The Magical Bookstore

One of the joys in life is walking into a bookstore, after being away from bookstores for a good amount of time. I can’t quite say why it is so nice, but I have always felt this way. Recently, I came across an interesting book that made me think about this puzzle. The only thing I can remember about the book is its title. I don’t even remember seeing the book – perhaps I saw it as an online recommendation or reference at the bottom of an article. But it has stuck with me, in a nagging and profound sort of subtle that has me thinking there really is something magic there.

Cow Books in Naka-Meguro, Tokyo

Cow Books in Naka-Meguro, Tokyo


The title of the book is 「なぜ本屋さんに行くとアイデアが生まれるなのか?」(Why is it when you go to a bookstore, ideas are born?). I don’t plan on reading it, at least not for a while. I sort of like the mystic that it provides the bookstore, and the unanswered prompt it gives me for understanding the true values of my own consumerism. That is to say, while there is certainly some connection between books and new ideas, the author clearly asks about bookstores and not other places where you can get free books, such as a friend’s house or a public library.

This makes me recall my first two-year stay in Tokyo, just after I had graduated from college. I integrated where I wanted to, but at the end of the day the nuanced stresses of culture shock led me to foster what I believe is a queer consumerism designed to help keep me grounded in a somewhat foreign land. I would go to Jimbocho, which is the famous book’s quarter and visit many shops on a regular basis. I would search for first editions of classic literature, such as Joyce or Hemmingway. I was a student working a part-time job to fund my entire stay, so I would usually just look at the dusty old tomes through glass and protective plastic, but sometimes I would buy one at a premium rate, this being Japan. Somehow it meant something to me that the books were priced so highly. I think I felt like the money was a token of respect that I could offer to dead authors – that the price valued the book more than normal.

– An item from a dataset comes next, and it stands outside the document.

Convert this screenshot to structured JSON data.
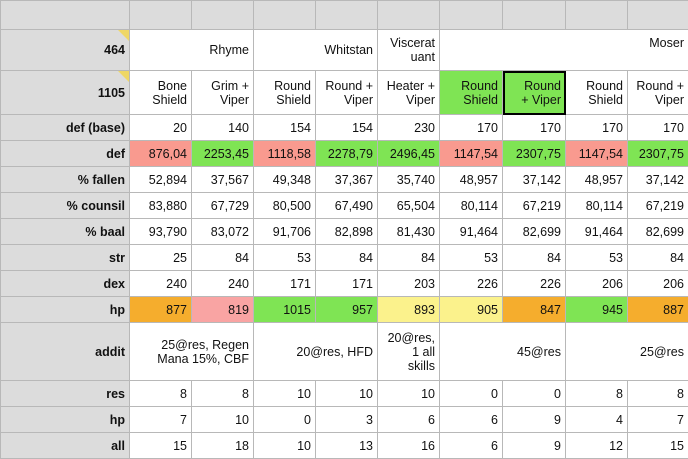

Christopher Alexander’s best known book is still a rare find at bookstores (amazon link)

If I were to visit Japan and go back to the same bookstores today, I would be able to buy many more books than I could have before. This buying power somehow reduces the experience, and my 25-year old self wouldn’t have liked that. Although I don’t have the desire to buy many first editions nowadays, I can still understand what I was doing then. Price labels and and implicit value (positioning and presentation) are such an important part of walking into a bookstore. This is just one part of why bookstores are special places.

Last week, I walked into Pegasus Books on Solano Ave in Albany (California). I was elated to find the architect Christopher Alexander’s The Nature of Order and The Process of Life. His books are always very expensive, even used, perhaps because they are rarer. It is sort of my automatic action to search for Alexander’s books every time I enter a used bookstore. I plan to write more about his Pattern Language, and A Synthesis of Form later. But for now, I will just mention with amazon links that these books were very influential architecture books from the 70s that mesh well into programming practice, and have played a role in influencing the Gang of Four’s Design Patterns.